Serotonin Levels in Alcoholics
The alcoholics also reported less desire to drink and fewer pleasurable feelings after drinking. Fluoxetine reduces alcohol consumption in humans only moderately, however, and does not affect all alcoholics (Litten et al. 1996). Moreover, although increased serotonin levels at the synapses in the brain can moderate alcohol consumption, additional factors contribute to continued alcohol abuse.

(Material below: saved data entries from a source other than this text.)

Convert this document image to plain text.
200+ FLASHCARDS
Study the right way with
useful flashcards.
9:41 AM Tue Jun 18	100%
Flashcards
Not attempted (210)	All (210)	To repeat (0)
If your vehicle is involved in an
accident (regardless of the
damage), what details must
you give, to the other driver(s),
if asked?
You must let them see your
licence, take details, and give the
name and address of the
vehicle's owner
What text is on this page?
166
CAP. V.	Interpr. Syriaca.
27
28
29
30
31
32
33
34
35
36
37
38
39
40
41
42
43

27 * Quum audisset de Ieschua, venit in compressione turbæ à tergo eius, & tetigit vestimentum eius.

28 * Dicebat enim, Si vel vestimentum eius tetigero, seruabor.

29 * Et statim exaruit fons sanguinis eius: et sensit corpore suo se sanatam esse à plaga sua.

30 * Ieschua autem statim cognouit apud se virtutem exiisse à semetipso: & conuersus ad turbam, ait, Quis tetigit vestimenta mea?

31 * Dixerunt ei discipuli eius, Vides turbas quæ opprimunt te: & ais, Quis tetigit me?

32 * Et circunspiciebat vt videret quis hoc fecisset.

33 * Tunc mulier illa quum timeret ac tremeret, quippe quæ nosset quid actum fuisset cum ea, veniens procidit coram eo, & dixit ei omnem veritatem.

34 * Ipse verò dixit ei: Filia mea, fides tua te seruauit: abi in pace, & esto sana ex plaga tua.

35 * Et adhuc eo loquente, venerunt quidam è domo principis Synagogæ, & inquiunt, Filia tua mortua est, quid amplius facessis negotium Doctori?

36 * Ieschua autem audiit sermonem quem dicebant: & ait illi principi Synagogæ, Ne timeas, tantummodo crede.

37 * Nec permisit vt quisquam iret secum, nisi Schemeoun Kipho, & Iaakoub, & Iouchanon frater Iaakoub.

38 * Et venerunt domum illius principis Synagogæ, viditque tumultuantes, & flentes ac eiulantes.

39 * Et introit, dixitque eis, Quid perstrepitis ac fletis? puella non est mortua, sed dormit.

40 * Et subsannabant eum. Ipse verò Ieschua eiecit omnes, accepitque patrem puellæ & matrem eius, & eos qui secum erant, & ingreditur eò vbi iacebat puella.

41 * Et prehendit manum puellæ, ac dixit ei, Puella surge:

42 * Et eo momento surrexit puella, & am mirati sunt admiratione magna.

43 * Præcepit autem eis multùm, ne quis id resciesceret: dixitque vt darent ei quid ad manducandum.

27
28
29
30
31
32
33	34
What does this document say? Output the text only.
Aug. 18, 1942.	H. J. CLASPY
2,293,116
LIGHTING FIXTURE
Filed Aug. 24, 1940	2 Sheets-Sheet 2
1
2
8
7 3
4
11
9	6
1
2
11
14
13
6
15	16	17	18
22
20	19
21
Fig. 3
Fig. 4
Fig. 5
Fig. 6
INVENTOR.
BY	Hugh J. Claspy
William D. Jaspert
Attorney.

For example, recent evidence indicates that buspirone—an agent that binds to the 5-HT1A receptor and which is used as an anxiety-reducing (i.e., anxiolytic) medication—also increases the time of abstinence from heavy drinking (Litten et al. 1996; Pettinati 1996). These findings suggest that buspirone may help reduce anxiety in alcoholics with anxiety disorders, thereby possibly improving their compliance with therapeutic regimens. Serotonin’s actions at the synapses normally are tightly regulated by proteins called serotonin transporters, which remove the neurotransmitter from the synaptic cleft after a short period of time by transporting it back into the signal-emitting cell. Consequently, serotonin can affect neighboring neurons only for a short period of time. Any interference with serotonin transporter function extends or diminishes the cells’ exposure to serotonin, thereby disrupting the exquisite timing of nerve signals within the brain. The net result of such disruptions is abnormal brain activity, which can lead to psychological problems or mental illness.
Alcohol’s Actions as a Reinforcer: Dopamine’s Role
Second messengers also can act on ion channels or travel to the nucleus to alter gene expression. Other serotonin-activated receptors (i.e., the 5-HT3 receptors) double as ion channels. The binding of serotonin to its receptors initiates a series of biochemical events a potential case of acute ketamine withdrawal that converts the extracellular, chemical signal into an intracellular signal in the recipient cell. For example, the interaction of serotonin with one type of receptor stimulates the formation of small molecules (i.e., second messengers) within the cell.